Magnetic resonance imaging provides ultra clear and detailed pictures of the spinal structures from various angles, allowing doctors an unprecedented look inside the body to observe the spinal column from every possible vantage point.
In fact, when pieced together, the various images of an MRI can create a virtual three dimensional model of the spine.
MRI is a fantastic technology which will detail all the spinal structures, including bones, discs, and some neurological tissues. MRI is far more advantageous to both doctors and patients alike, when compared to more common back pain x-ray films, which show little detail, except bone.
MRI will provide some insight as to the possible source of symptoms in the spinal column and may help to rule out possible causations, as well as narrow the field of suspected culprits.
When it comes to confirming or excluding structural issues which may or may not be responsible for enacting pain, there is no beating MRI technology. No other test can produce such accurate and detailed images, helping patients to better understand exactly what is occurring inside their vertebral columns.
Although the MRI will detail the spine and show any irregularities which exist, there is no way to determine if these spinal abnormalities are indeed responsible for enacting pain from the test itself.
In fact, statistics show little, if any, correlation between most spinal structural irregularities and the incidence of back or neck pain.
Although most of the common abnormalities, such as spinal arthritis and herniated discs, are often blamed for creating pain, there are many people with identical structural issues who endure no pain whatsoever.
Meanwhile some people have dire and chronic pain, yet do not present any unusual MRI findings in their spines.
It is no wonder that many medical organizations have now warned member physicians never to utilize MRI results as an exclusive diagnostic tool without performing all the other intrinsic steps, such as clinical symptomatic correlation and neurological testing.

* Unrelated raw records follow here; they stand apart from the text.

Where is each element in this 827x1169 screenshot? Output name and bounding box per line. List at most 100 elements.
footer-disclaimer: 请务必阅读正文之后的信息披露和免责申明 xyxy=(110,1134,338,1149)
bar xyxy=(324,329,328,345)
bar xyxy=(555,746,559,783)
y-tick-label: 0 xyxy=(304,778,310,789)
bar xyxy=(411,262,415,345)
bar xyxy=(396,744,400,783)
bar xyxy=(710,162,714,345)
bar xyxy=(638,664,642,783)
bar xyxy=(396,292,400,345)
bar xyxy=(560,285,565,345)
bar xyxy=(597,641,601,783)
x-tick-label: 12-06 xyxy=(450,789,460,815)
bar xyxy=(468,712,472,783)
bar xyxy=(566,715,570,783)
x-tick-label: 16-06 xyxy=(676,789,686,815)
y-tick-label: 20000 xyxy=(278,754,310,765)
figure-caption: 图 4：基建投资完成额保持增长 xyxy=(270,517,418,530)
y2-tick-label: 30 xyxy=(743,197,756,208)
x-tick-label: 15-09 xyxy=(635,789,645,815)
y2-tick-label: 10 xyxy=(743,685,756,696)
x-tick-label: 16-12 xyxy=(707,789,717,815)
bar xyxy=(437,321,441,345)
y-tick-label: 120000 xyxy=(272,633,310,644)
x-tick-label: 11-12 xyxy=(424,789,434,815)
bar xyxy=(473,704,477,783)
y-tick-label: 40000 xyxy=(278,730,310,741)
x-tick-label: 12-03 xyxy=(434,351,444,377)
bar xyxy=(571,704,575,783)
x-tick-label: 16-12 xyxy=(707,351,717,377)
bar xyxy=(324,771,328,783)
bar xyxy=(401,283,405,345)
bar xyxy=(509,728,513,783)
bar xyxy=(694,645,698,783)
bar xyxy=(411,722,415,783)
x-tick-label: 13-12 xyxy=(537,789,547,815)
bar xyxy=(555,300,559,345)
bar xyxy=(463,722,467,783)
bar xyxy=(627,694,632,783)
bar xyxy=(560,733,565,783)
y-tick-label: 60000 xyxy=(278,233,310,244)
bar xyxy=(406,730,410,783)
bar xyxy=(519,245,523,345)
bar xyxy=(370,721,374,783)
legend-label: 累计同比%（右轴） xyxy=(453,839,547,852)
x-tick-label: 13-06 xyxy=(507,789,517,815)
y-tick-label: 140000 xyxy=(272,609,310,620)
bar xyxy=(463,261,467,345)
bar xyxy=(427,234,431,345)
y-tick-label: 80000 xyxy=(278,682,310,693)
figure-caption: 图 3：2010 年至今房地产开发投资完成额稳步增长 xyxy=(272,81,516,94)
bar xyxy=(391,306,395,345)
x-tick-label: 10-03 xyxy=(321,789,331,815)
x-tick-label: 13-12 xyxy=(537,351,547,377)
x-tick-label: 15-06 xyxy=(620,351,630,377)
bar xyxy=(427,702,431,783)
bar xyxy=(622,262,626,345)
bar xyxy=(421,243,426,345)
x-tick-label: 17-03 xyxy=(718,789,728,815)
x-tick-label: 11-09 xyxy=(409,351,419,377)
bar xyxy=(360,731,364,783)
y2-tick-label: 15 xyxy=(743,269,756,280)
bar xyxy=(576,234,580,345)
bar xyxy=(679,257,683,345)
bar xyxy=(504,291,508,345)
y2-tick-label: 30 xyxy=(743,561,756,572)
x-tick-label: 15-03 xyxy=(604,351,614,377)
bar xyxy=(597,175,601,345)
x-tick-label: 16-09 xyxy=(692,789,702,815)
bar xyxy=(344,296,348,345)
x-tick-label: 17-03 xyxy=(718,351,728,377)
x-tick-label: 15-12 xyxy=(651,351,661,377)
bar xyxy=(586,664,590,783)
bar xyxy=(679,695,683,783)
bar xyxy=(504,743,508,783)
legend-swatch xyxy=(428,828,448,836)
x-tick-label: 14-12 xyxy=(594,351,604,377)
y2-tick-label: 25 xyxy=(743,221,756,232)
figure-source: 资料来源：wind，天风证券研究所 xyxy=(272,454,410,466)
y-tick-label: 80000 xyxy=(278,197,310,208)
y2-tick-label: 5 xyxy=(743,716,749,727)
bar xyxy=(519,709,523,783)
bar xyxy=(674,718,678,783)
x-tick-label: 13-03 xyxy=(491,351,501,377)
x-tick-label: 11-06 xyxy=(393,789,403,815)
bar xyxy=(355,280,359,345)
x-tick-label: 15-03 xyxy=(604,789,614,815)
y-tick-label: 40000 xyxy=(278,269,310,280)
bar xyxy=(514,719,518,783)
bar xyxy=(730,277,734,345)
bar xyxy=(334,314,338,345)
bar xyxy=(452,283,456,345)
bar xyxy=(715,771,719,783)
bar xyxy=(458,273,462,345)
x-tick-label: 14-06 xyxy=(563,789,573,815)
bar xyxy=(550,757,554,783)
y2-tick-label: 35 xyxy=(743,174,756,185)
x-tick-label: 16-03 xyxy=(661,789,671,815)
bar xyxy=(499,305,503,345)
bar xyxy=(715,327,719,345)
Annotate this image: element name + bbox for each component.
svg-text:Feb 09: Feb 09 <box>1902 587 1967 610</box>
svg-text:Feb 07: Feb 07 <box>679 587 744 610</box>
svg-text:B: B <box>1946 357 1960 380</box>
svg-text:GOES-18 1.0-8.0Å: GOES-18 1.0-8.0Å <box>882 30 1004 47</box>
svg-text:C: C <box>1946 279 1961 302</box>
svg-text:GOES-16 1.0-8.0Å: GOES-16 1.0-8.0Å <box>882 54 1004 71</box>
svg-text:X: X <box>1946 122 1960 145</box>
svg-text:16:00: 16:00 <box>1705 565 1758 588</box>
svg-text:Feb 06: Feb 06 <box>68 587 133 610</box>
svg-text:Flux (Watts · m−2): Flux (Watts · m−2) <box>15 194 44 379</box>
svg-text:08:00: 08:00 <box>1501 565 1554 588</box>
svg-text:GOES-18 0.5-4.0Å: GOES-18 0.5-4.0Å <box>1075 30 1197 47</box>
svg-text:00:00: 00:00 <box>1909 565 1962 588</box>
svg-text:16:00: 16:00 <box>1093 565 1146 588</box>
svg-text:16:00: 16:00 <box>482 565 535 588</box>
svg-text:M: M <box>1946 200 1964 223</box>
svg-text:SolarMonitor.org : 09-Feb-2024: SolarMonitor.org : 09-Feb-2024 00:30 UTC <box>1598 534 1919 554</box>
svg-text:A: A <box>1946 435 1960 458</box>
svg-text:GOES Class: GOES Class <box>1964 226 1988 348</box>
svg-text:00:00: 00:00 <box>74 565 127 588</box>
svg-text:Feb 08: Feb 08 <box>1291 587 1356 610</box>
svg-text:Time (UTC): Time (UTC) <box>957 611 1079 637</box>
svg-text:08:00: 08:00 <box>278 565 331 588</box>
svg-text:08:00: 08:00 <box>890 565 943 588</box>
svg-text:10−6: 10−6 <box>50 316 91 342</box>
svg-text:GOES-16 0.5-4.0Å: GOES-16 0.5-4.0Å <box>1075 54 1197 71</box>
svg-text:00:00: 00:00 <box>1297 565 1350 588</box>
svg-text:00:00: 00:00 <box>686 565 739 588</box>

Remember that some, if not all, of the structural issues detailed on an MRI report will be coincidental to the pain and not the direct source of it. These are called back pain scapegoats and are the primary reason for the epidemic misdiagnosis of dorsalgia symptoms in the healthcare system. Sure, the irregularities are there, but they do not cause any pain in most instances.
Remember also that many spinal abnormalities are discovered via imaging after a traumatic accident. There is pain from the trauma and many times, a herniated disc, or other irregularity, will be noted on the film and blamed on the recent injury.
However, these abnormalities often existed there long before the accident and were not caused by the event. The condition never caused pain before and does not cause pain now. This is why it is crucial to go to a spinal expert who can decipher old abnormalities from new fresh occurrences. Degenerative changes in the spine will make these distinctions obvious to those who know what to look for.
It is vital to know that MRI never diagnoses anything. Instead, the images must be read by a doctor in order to produce a diagnostic verdict. Being that this is an incredibly subjective process, it is no wonder that patients may never really know the validity of any proposed theory of pain.
It is very common for patients to take the same films to several doctors and get very different diagnostic pronouncements from each. This mirrors my own experience in the back pain treatment sector.
Even now, with a total of 12 herniated discs in my spine, I still do not have a verified diagnosis which explains my symptoms.